Response it initial package review (thanks @Kayla-Morrell)
Provided manual page examples for use_* compression filter functions.
Add details of how example data in inst/extdata/zarr_examples was created.
General code tidying

Rarr 0.99.8

Patch compression libraries to remove R CMD check warnings about C functions that might crash R or write to something other than the R console.
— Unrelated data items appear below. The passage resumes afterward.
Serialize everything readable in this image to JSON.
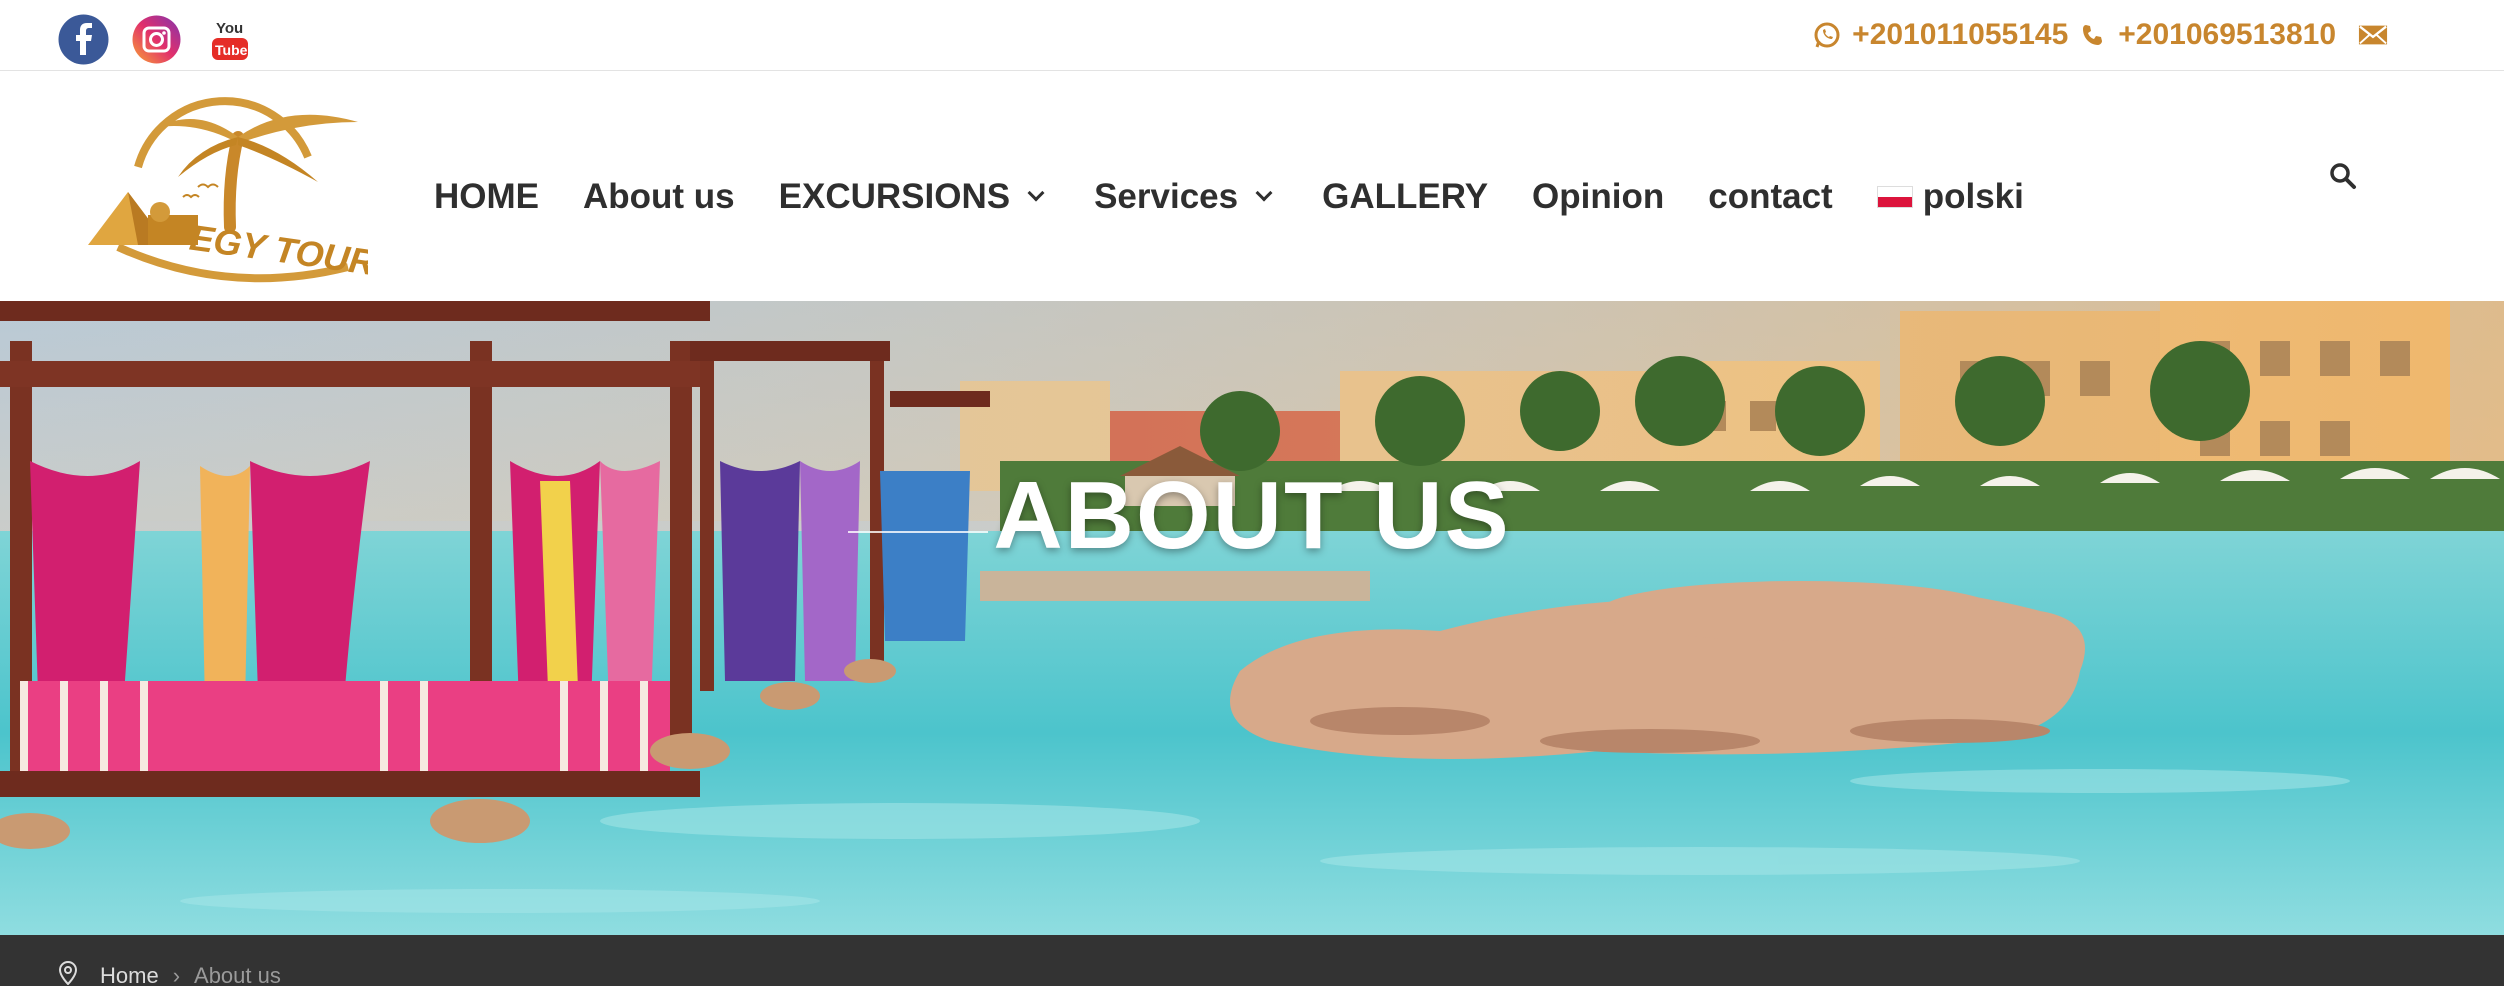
{
  "topbar": {
    "social": [
      {
        "icon": "facebook-icon"
      },
      {
        "icon": "instagram-icon"
      },
      {
        "icon": "youtube-icon",
        "label": "You Tube"
      }
    ],
    "phone1": "+201011055145",
    "phone2": "+201069513810"
  },
  "logo": {
    "text": "EGY TOURS"
  },
  "nav": {
    "home": "HOME",
    "about": "About us",
    "excursions": "EXCURSIONS",
    "services": "Services",
    "gallery": "GALLERY",
    "opinion": "Opinion",
    "contact": "contact",
    "language": "polski"
  },
  "hero": {
    "title": "ABOUT US"
  },
  "breadcrumb": {
    "home": "Home",
    "current": "About us"
  },
  "colors": {
    "accent": "#c8862e",
    "dark": "#333333",
    "pink": "#d21f6f",
    "water": "#4fc9d3"
  }
}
Working in Linux only.

Rarr 0.99.7

Allow reading and writing chunks with GZIP compression.
Add compression level arguments to several compression tools.

Rarr 0.99.6

Allow reading and writing chunks with no compression.
Enable LZ4 compression for writing.
Fix bug in blosc compression that could result in larger chunks than necessary.
Improve speed of indexing when combining chunks into the final output array.

Rarr 0.99.5

Fixed bug when specifying nested chunks, where the chunk couldn't be written unless the directory already existed.

Rarr 0.99.4

When writing chunks that overlap the array edge, even the undefined overhang region should be written to disk.

Rarr 0.99.3

Allow choice between column and row ordering when creating a Zarr array

Rarr 0.99.2

Catch bug when chunk files contain values outside the array extent.
Add manual page issues identified by BBS

Rarr 0.99.1

Switch from aws.s3 to paws.storage for S3 data retrieval.

Rarr 0.99.0

Initial Bioconductor submission.

Rarr 0.0.1

Added a NEWS.md file to track changes to the package.